Пот градом катился с меня. При помощи айсбайля и миски я вгрызался в снежник, выкапывая пещеру для ночевки. Я уже углубился на пару метров и начал проходку в стороны, оформляя свод.
– В каком смысле? – уточнил я у Гельмута и отколол большой кусок спрессованного снега, похожего на комок соли.
– «Радио России» слушал, – перечислял Гельмут, поочередно загибая пальцы. – «Новости Ставрополья» слушал. «Минеральные Воды» слушал. Никто не говорит про нас. Может быть, никто не знает, что случилось?
Я передал ему снежный кирпич. Гельмут поднял его над головой и протянул Глушкову. Тот вместе с Тенгизом пристроил его на снежном бастионе, который мы возводили для защиты от ветра.
– Этого не может быть, – ответил я, расширяя свод, чтобы посреди пещеры можно было выпрямиться в полный рост. – Телевидение наверняка в каждом выпуске рассказывает про нас.
– Дайте-ка мне посмотреть на ваш приемник! – попросил Тенгиз и протянул ладонь.
Ничего не подозревая, Гельмут отдал ему радио. Тенгиз взвесил прибор, покрутил какой-то тумблер и, неожиданно замахнувшись, кинул его в пропасть.

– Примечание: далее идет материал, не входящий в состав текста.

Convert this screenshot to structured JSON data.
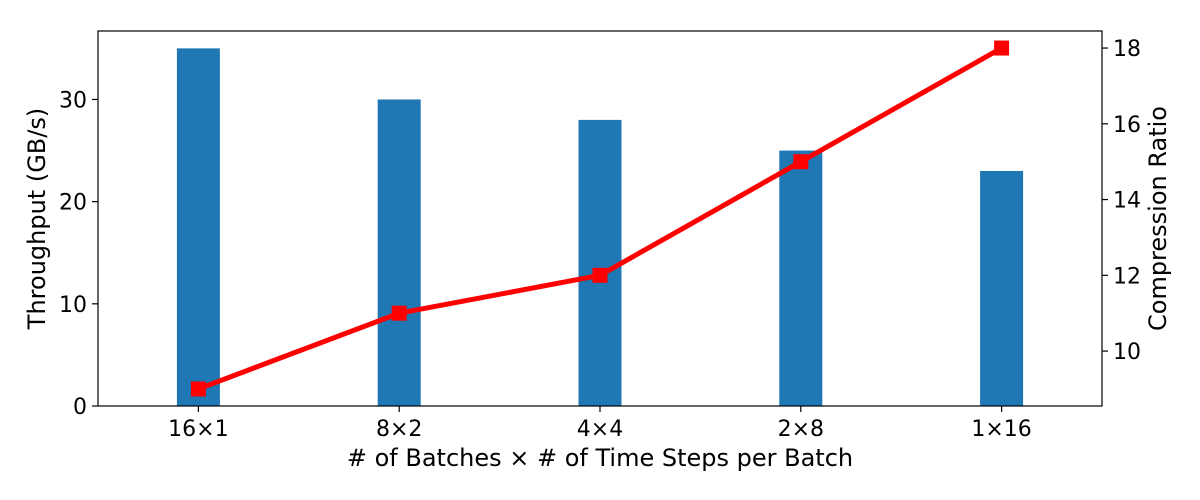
{
  "chart_data": {
    "type": "bar",
    "categories": [
      "16×1",
      "8×2",
      "4×4",
      "2×8",
      "1×16"
    ],
    "xlabel": "# of Batches × # of Time Steps per Batch",
    "series": [
      {
        "type": "bar",
        "axis": "left",
        "color": "#1f77b4",
        "values": [
          35,
          30,
          28,
          25,
          23
        ]
      },
      {
        "type": "line",
        "axis": "right",
        "color": "#ff0000",
        "marker": "square",
        "values": [
          9,
          11,
          12,
          15,
          18
        ]
      }
    ],
    "y_left": {
      "label": "Throughput (GB/s)",
      "range": [
        0,
        36.7
      ],
      "ticks": [
        0,
        10,
        20,
        30
      ]
    },
    "y_right": {
      "label": "Compression Ratio",
      "range": [
        8.55,
        18.45
      ],
      "ticks": [
        10,
        12,
        14,
        16,
        18
      ]
    },
    "grid": false,
    "legend": "none"
  }
}
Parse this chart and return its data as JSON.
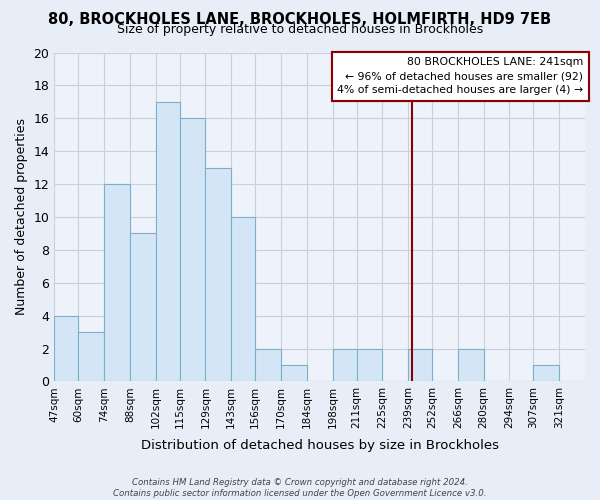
{
  "title": "80, BROCKHOLES LANE, BROCKHOLES, HOLMFIRTH, HD9 7EB",
  "subtitle": "Size of property relative to detached houses in Brockholes",
  "xlabel": "Distribution of detached houses by size in Brockholes",
  "ylabel": "Number of detached properties",
  "bin_labels": [
    "47sqm",
    "60sqm",
    "74sqm",
    "88sqm",
    "102sqm",
    "115sqm",
    "129sqm",
    "143sqm",
    "156sqm",
    "170sqm",
    "184sqm",
    "198sqm",
    "211sqm",
    "225sqm",
    "239sqm",
    "252sqm",
    "266sqm",
    "280sqm",
    "294sqm",
    "307sqm",
    "321sqm"
  ],
  "bin_edges": [
    47,
    60,
    74,
    88,
    102,
    115,
    129,
    143,
    156,
    170,
    184,
    198,
    211,
    225,
    239,
    252,
    266,
    280,
    294,
    307,
    321,
    335
  ],
  "counts": [
    4,
    3,
    12,
    9,
    17,
    16,
    13,
    10,
    2,
    1,
    0,
    2,
    2,
    0,
    2,
    0,
    2,
    0,
    0,
    1,
    0
  ],
  "bar_color": "#d4e6f5",
  "bar_edge_color": "#7ab0cc",
  "vline_x": 241,
  "vline_color": "#8b0000",
  "annotation_title": "80 BROCKHOLES LANE: 241sqm",
  "annotation_line1": "← 96% of detached houses are smaller (92)",
  "annotation_line2": "4% of semi-detached houses are larger (4) →",
  "annotation_box_color": "#ffffff",
  "annotation_box_edge": "#8b0000",
  "footer_line1": "Contains HM Land Registry data © Crown copyright and database right 2024.",
  "footer_line2": "Contains public sector information licensed under the Open Government Licence v3.0.",
  "background_color": "#e8eef8",
  "grid_color": "#c8d0dc",
  "plot_bg_color": "#eef2fa",
  "ylim": [
    0,
    20
  ],
  "yticks": [
    0,
    2,
    4,
    6,
    8,
    10,
    12,
    14,
    16,
    18,
    20
  ]
}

– Так будет лучше, – сказал он. – И вам спокойнее, и нам.
– Зря ты так, – сказал я Тенгизу. – Достаточно было вынуть батареи. Он той штукой ловил Берлин – последнее утешение.
– Купит новый. И вообще, я не вижу ничего странного в том, что о нас не говорят по радио, – пожал плечами Тенгиз. – Не говорят, значит, не о чем говорить. Упустили они нас, вот и стыдно об этом всенародно объявить. Пусть Глушкинсона это настораживает.
– С чего бы мне… – пробормотал Глушков и попытался изобразить что-то вроде улыбки.
– Как это – с чего? Ты что ж это, меня уже за своего друга принимаешь, а? Ты ж заложник! Кандидат в покойники! Пушечное мясо! Въезжаешь, Глухер фон Дебильсон?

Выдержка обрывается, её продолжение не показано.